マラソンやジョギング中の突然死が多い理由

 スポーツ中の急死を種目別にみますと、マラソン、ジョギングの頻度が最も高く、全体の約半数を占めているのです。ラグビー、野球、テニスなどの球技が15%、次いで水泳、登山、ダンス、格闘技と続いています。
 ジョギングやランニングは、予想以上にエネルギー消費量が多いのです。安静時のエネルギー消費量を一単位(1MET。METはmetabolismの略)とすると、時速3.2Kmの平地歩行で、2~3単位、時速8.0Kmのジョギングでは7~8単位、時速9.6Kmのランニングとなりますと、10単位のエネルギーを消費します。このようにランニングでは、平地歩行の3倍から5倍ものエネルギーが必要となり、それだけ心臓と肺の働きが重要なポイントとなってきます。

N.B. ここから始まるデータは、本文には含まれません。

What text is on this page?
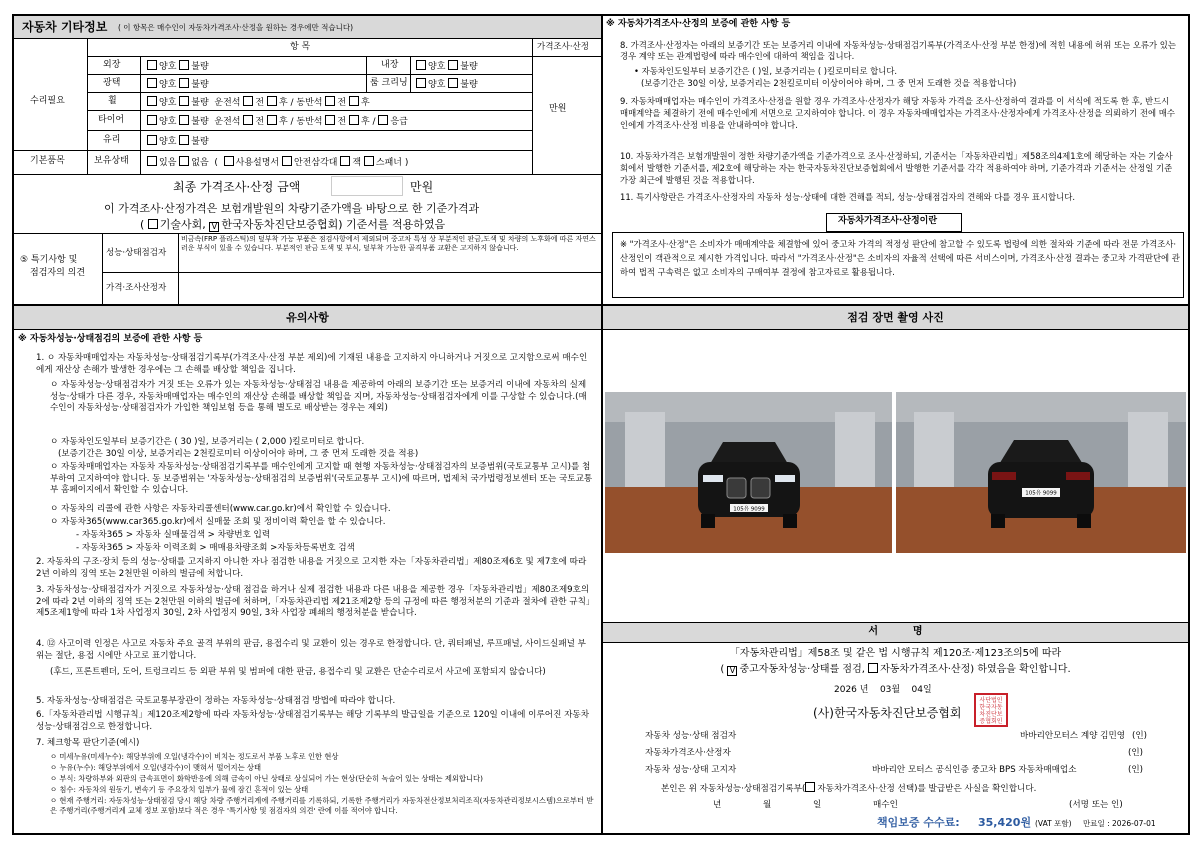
자동차 기타정보 ( 이 항목은 매수인이 자동차가격조사·산정을 원하는 경우에만 적습니다)
항 목	가격조사·산정
수리필요
기본품목
외장	양호 불량	내장	양호 불량
광택	양호 불량	룸 크리닝	양호 불량
휠	양호 불량 운전석 전 후 / 동반석 전 후
타이어	양호 불량 운전석 전 후 / 동반석 전 후 / 응급
유리	양호 불량
보유상태	있음 없음  (  사용설명서 안전삼각대 잭 스패너 )
만원
최종 가격조사·산정 금액	만원
이 가격조사·산정가격은 보험개발원의 차량기준가액을 바탕으로 한 기준가격과
( 기술사회, V 한국자동차진단보증협회) 기준서를 적용하였음
⑤ 특기사항 및
점검자의 의견
성능·상태점검자
비금속(FRP 플라스틱)의 덮부착 가능 부품은 점검사항에서 제외되며 중고차 특성 상 부분적인 판금,도색 및 차량의 노후화에 따른 자연스러운 부식이 있을 수 있습니다. 부분적인 판금 도색 및 부식, 덮부착 가능한 골격부품 교환은 고지하지 않습니다.
가격·조사산정자
※ 자동차가격조사·산정의 보증에 관한 사항 등
8. 가격조사·산정자는 아래의 보증기간 또는 보증거리 이내에 자동차성능·상태점검기록부(가격조사·산정 부분 한정)에 적힌 내용에 허위 또는 오류가 있는 경우 계약 또는 관계법령에 따라 매수인에 대하여 책임을 집니다.
• 자동차인도일부터 보증기간은 ( )일, 보증거리는 ( )킬로미터로 합니다.
(보증기간은 30일 이상, 보증거리는 2천킬로미터 이상이어야 하며, 그 중 먼저 도래한 것을 적용합니다)
9. 자동차매매업자는 매수인이 가격조사·산정을 원할 경우 가격조사·산정자가 해당 자동차 가격을 조사·산정하여 결과를 이 서식에 적도록 한 후, 반드시 매매계약을 체결하기 전에 매수인에게 서면으로 고지하여야 합니다. 이 경우 자동차매매업자는 가격조사·산정자에게 가격조사·산정을 의뢰하기 전에 매수인에게 가격조사·산정 비용을 안내하여야 합니다.
10. 자동차가격은 보험개발원이 정한 차량기준가액을 기준가격으로 조사·산정하되, 기준서는「자동차관리법」제58조의4제1호에 해당하는 자는 기술사회에서 발행한 기준서를, 제2호에 해당하는 자는 한국자동차진단보증협회에서 발행한 기준서를 각각 적용하여야 하며, 기준가격과 기준서는 산정일 기준 가장 최근에 발행된 것을 적용합니다.
11. 특기사항란은 가격조사·산정자의 자동차 성능·상태에 대한 견해를 적되, 성능·상태점검자의 견해와 다를 경우 표시합니다.
자동차가격조사·산정이란
※ "가격조사·산정"은 소비자가 매매계약을 체결함에 있어 중고차 가격의 적정성 판단에 참고할 수 있도록 법령에 의한 절차와 기준에 따라 전문 가격조사·산정인이 객관적으로 제시한 가격입니다. 따라서 "가격조사·산정"은 소비자의 자율적 선택에 따른 서비스이며, 가격조사·산정 결과는 중고차 가격판단에 관하여 법적 구속력은 없고 소비자의 구매여부 결정에 참고자료로 활용됩니다.
유의사항	점검 장면 촬영 사진
※ 자동차성능·상태점검의 보증에 관한 사항 등
1. ㅇ 자동차매매업자는 자동차성능·상태점검기록부(가격조사·산정 부분 제외)에 기재된 내용을 고지하지 아니하거나 거짓으로 고지함으로써 매수인에게 재산상 손해가 발생한 경우에는 그 손해를 배상할 책임을 집니다.
ㅇ 자동차성능·상태점검자가 거짓 또는 오류가 있는 자동차성능·상태점검 내용을 제공하여 아래의 보증기간 또는 보증거리 이내에 자동차의 실제 성능·상태가 다른 경우, 자동차매매업자는 매수인의 재산상 손해를 배상할 책임을 지며, 자동차성능·상태점검자에게 이를 구상할 수 있습니다.(매수인이 자동차성능·상태점검자가 가입한 책임보험 등을 통해 별도로 배상받는 경우는 제외)
ㅇ 자동차인도일부터 보증기간은 ( 30 )일, 보증거리는 ( 2,000 )킬로미터로 합니다.
(보증기간은 30일 이상, 보증거리는 2천킬로미터 이상이어야 하며, 그 중 먼저 도래한 것을 적용)
ㅇ 자동차매매업자는 자동차 자동차성능·상태점검기록부를 매수인에게 고지할 때 현행 자동차성능·상태점검자의 보증범위(국토교통부 고시)를 첨부하여 고지하여야 합니다. 동 보증범위는 '자동차성능·상태점검의 보증범위'(국토교통부 고시)에 따르며, 법제처 국가법령정보센터 또는 국토교통부 홈페이지에서 확인할 수 있습니다.
ㅇ 자동차의 리콜에 관한 사항은 자동차리콜센터(www.car.go.kr)에서 확인할 수 있습니다.
ㅇ 자동차365(www.car365.go.kr)에서 실매물 조회 및 정비이력 확인을 할 수 있습니다.
- 자동차365 > 자동차 실매물검색 > 차량번호 입력
- 자동차365 > 자동차 이력조회 > 매매용차량조회 >자동차등록번호 검색
2. 자동차의 구조·장치 등의 성능·상태를 고지하지 아니한 자나 점검한 내용을 거짓으로 고지한 자는「자동차관리법」제80조제6호 및 제7호에 따라 2년 이하의 징역 또는 2천만원 이하의 벌금에 처합니다.
3. 자동차성능·상태점검자가 거짓으로 자동차성능·상태 점검을 하거나 실제 점검한 내용과 다른 내용을 제공한 경우「자동차관리법」제80조제9호의2에 따라 2년 이하의 징역 또는 2천만원 이하의 벌금에 처하며,「자동차관리법 제21조제2항 등의 규정에 따른 행정처분의 기준과 절차에 관한 규칙」제5조제1항에 따라 1차 사업정지 30일, 2차 사업정지 90일, 3차 사업장 폐쇄의 행정처분을 받습니다.
4. ⑫ 사고이력 인정은 사고로 자동차 주요 골격 부위의 판금, 용접수리 및 교환이 있는 경우로 한정합니다. 단, 쿼터패널, 루프패널, 사이드실패널 부위는 절단, 용접 시에만 사고로 표기합니다.
(후드, 프론트펜더, 도어, 트렁크리드 등 외판 부위 및 범퍼에 대한 판금, 용접수리 및 교환은 단순수리로서 사고에 포함되지 않습니다)
5. 자동차성능·상태점검은 국토교통부장관이 정하는 자동차성능·상태점검 방법에 따라야 합니다.
6.「자동차관리법 시행규칙」제120조제2항에 따라 자동차성능·상태점검기록부는 해당 기록부의 발급일을 기준으로 120일 이내에 이루어진 자동차 성능·상태점검으로 한정합니다.
7. 체크항목 판단기준(예시)
ㅇ 미세누유(미세누수): 해당부위에 오일(냉각수)이 비치는 정도로서 부품 노후로 인한 현상
ㅇ 누유(누수): 해당부위에서 오일(냉각수)이 맺혀서 떨어지는 상태
ㅇ 부식: 차량하부와 외판의 금속표면이 화학반응에 의해 금속이 아닌 상태로 상실되어 가는 현상(단순히 녹슬어 있는 상태는 제외합니다)
ㅇ 침수: 자동차의 원동기, 변속기 등 주요장치 일부가 물에 잠긴 흔적이 있는 상태
ㅇ 현재 주행거리: 자동차성능·상태점검 당시 해당 차량 주행거리계에 주행거리를 기록하되, 기록한 주행거리가 자동차전산정보처리조직(자동차관리정보시스템)으로부터 받은 주행거리(주행거리계 교체 정보 포함)보다 적은 경우 '특기사항 및 점검자의 의견' 란에 이를 적어야 합니다.
105유 9099
105유 9099
서          명
「자동차관리법」제58조 및 같은 법 시행규칙 제120조·제123조의5에 따라
( V 중고자동차성능·상태를 점검, 자동차가격조사·산정) 하였음을 확인합니다.
2026 년 03월 04일
(사)한국자동차진단보증협회
사단법인한국자동차진단보증협회인
자동차 성능·상태 점검자	바바리안모터스 계양 김민영 (인)
자동차가격조사·산정자	(인)
자동차 성능·상태 고지자	바바리안 모터스 공식인증 중고차 BPS 자동차매매업소	(인)
본인은 위 자동차성능·상태점검기록부( 자동차가격조사·산정 선택)를 발급받은 사실을 확인합니다.
년	월	일	매수인	(서명 또는 인)
책임보증 수수료: 35,420원 (VAT 포함) 만료일 : 2026-07-01
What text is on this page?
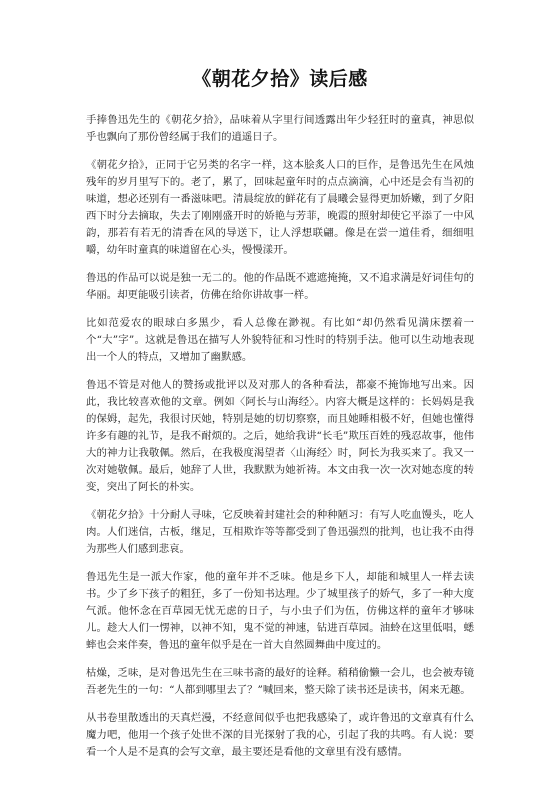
《朝花夕拾》读后感

手捧鲁迅先生的《朝花夕拾》，品味着从字里行间透露出年少轻狂时的童真，神思似乎也飘向了那份曾经属于我们的逍遥日子。

《朝花夕拾》，正同于它另类的名字一样，这本脍炙人口的巨作，是鲁迅先生在风烛残年的岁月里写下的。老了，累了，回味起童年时的点点滴滴，心中还是会有当初的味道，想必还别有一番滋味吧。清晨绽放的鲜花有了晨曦会显得更加娇嫩，到了夕阳西下时分去摘取，失去了刚刚盛开时的娇艳与芳菲，晚霞的照射却使它平添了一中风韵，那若有若无的清香在风的导送下，让人浮想联翩。像是在尝一道佳肴，细细咀嚼，幼年时童真的味道留在心头，慢慢漾开。

鲁迅的作品可以说是独一无二的。他的作品既不遮遮掩掩，又不追求满是好词佳句的华丽。却更能吸引读者，仿佛在给你讲故事一样。

比如范爱农的眼球白多黑少，看人总像在渺视。有比如“却仍然看见满床摆着一个“大”字”。这就是鲁迅在描写人外貌特征和习性时的特别手法。他可以生动地表现出一个人的特点，又增加了幽默感。

鲁迅不管是对他人的赞扬或批评以及对那人的各种看法，都豪不掩饰地写出来。因此，我比较喜欢他的文章。例如〈阿长与山海经〉。内容大概是这样的：长妈妈是我的保姆，起先，我很讨厌她，特别是她的切切察察，而且她睡相极不好，但她也懂得许多有趣的礼节，是我不耐烦的。之后，她给我讲“长毛”欺压百姓的残忍故事，他伟大的神力让我敬佩。然后，在我极度渴望者〈山海经〉时，阿长为我买来了。我又一次对她敬佩。最后，她辞了人世，我默默为她祈祷。本文由我一次一次对她态度的转变，突出了阿长的朴实。

《朝花夕拾》十分耐人寻味，它反映着封建社会的种种陋习：有写人吃血馒头，吃人肉。人们迷信，古板，继足，互相欺诈等等都受到了鲁迅强烈的批判，也让我不由得为那些人们感到悲哀。

鲁迅先生是一派大作家，他的童年并不乏味。他是乡下人，却能和城里人一样去读书。少了乡下孩子的粗狂，多了一份知书达理。少了城里孩子的娇气，多了一种大度气派。他怀念在百草园无忧无虑的日子，与小虫子们为伍，仿佛这样的童年才够味儿。趁大人们一愣神，以神不知，鬼不觉的神速，钻进百草园。油蛉在这里低唱，蟋蟀也会来伴奏，鲁迅的童年似乎是在一首大自然圆舞曲中度过的。

枯燥，乏味，是对鲁迅先生在三味书斋的最好的诠释。稍稍偷懒一会儿，也会被寿镜吾老先生的一句：“人都到哪里去了？”喊回来，整天除了读书还是读书，闲来无趣。

从书卷里散透出的天真烂漫，不经意间似乎也把我感染了，或许鲁迅的文章真有什么魔力吧，他用一个孩子处世不深的目光探射了我的心，引起了我的共鸣。有人说：要看一个人是不是真的会写文章，最主要还是看他的文章里有没有感情。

 動脈硬化が進み、心臓の栄養血管である冠状動脈にコレステロールが蓄積すると、血液の流れが淀み、狭心症を起こす原因となります。このような状況下で、ストレスや脱水症状などが加わると、コレステロールのまわりにできた血液の塊(血栓)により血液がとだえ、急性心筋梗塞で倒れることになります。
 A氏もこのような悪循環に陥り、心筋梗塞になってしまったのです。スポーツや運動競技を始める前のメディカルチェック、特に心臓のチェックがいかに大切かを示す一例といえるでしょう。